I think the problem has deeper issues that will have to be solved by completely changing the way we define a laboratory.
For sake of smart discussions, I am setting up a survey aimed at all postdocs out there. You’ll find it here: http://thepostdoctrap.gilest.ro
I am not doing this just because I care about the issue: I have been invited to a meeting organized by the postdocs of the MPI-CBG in late May and I’d love to give those guys some numbers about the issue. So, please, take that survey and come back in couple of months for the results.
It seems in the past two weeks someone has started going around lifting big stones in the luxurious and exotic garden of science, finding the obvious gross underneath. To be more precise, the topic being discussed here is: “I am a postdoc and I think I just realized I have been screwed for years“.
A couple of weeks ago, a friend of mine blogged about his decision to leave academia after yet another nervous breakdown. I leave it to his words to describe what it means to realize in your early thirties that your childhood dream won’t become a reality because the job market is broken and you can’t cope with that stress. To be honest, while I sympathize with him, I find his rant extreme, but what is more important than discussing anecdotal experiences is actually the huge number of comments that post had, not only on the blog but also on social discussion websites. Literally hundreds of comments from people who went through similar experiences, culminating with the epiphany that finding a job in academia is freaking difficult.
This discussion is not new, of course. Occasionally people from academia feel the urge to let postdocs and PhD student know that this is a very risky road. See Jonathan Katz’s opinion from back in 2005, for instance.
Why am I (a tenured professor of physics) trying to discourage you from following a career path which was successful for me? Because times have changed (I received my Ph.D. in 1973, and tenure in 1976). […] American universities train roughly twice as many Ph.D.s as there are jobs for them. When something, or someone, is a glut on the market, the price drops. In the case of Ph.D. scientists, the reduction in price takes the form of many years spent in “holding pattern” postdoctoral jobs. Permanent jobs don’t pay much less than they used to, but instead of obtaining a real job two years after the Ph.D. (as was typical 25 years ago) most young scientists spend five, ten, or more years as postdocs. They have no prospect of permanent employment and often must obtain a new postdoctoral position and move every two years.
Pretty actual, isn’t it? Although these arguments do emerge now and then, they do it way less than they should¹. Why? The main reason is that PIs have really nothing to gain from changing the current situation: as it is now, they find the field overcrowded with postdocs who cannot do anything else but staying in the lab, hoping to get more papers than their competitors; waiting for the unlucky ones to drop out to reduce competition.
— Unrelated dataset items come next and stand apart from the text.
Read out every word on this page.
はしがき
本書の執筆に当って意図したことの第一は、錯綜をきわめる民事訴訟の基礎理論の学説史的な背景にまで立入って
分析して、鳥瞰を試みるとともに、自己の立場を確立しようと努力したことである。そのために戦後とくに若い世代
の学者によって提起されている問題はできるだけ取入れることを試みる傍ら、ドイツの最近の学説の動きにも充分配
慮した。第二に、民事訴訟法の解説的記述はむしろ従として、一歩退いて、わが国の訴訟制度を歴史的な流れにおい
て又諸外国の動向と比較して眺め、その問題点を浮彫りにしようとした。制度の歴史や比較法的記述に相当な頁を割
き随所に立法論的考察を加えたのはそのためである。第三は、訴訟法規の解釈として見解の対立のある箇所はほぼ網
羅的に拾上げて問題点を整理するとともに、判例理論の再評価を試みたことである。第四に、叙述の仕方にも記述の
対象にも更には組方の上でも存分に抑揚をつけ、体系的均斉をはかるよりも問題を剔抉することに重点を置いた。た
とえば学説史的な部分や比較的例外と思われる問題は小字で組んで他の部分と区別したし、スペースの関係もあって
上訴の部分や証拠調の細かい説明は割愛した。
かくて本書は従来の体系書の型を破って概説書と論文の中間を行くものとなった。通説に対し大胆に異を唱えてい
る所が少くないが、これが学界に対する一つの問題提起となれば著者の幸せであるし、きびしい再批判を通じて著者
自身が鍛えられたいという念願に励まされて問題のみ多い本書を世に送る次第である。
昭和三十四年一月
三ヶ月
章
That means it’s easy for the PIs to get postdocs for cheap and keep them in the lab as long as possible.
Of course there could be an even better scenario for PIs: postdocs who never leave the lab! Let’s face it: having so many postdocs to choose from is nice, but many of them aren’t actually that good and also it takes time for them to acquire certain skills. So why don’t give them the chance to stay for 20 years in the same lab? This is exactly what Jennifer Rohn was advocating on Nature last week. I think in her editorial Jennifer actually rightly identifies the problem:
The system needs only one replacement per lab-head position, but over the course of a 30–40-year career, a typical biologist will train dozens of suitable candidates for the position. The academic opportunities for a mature postdoc some ten years after completing his or her PhD are few and far between.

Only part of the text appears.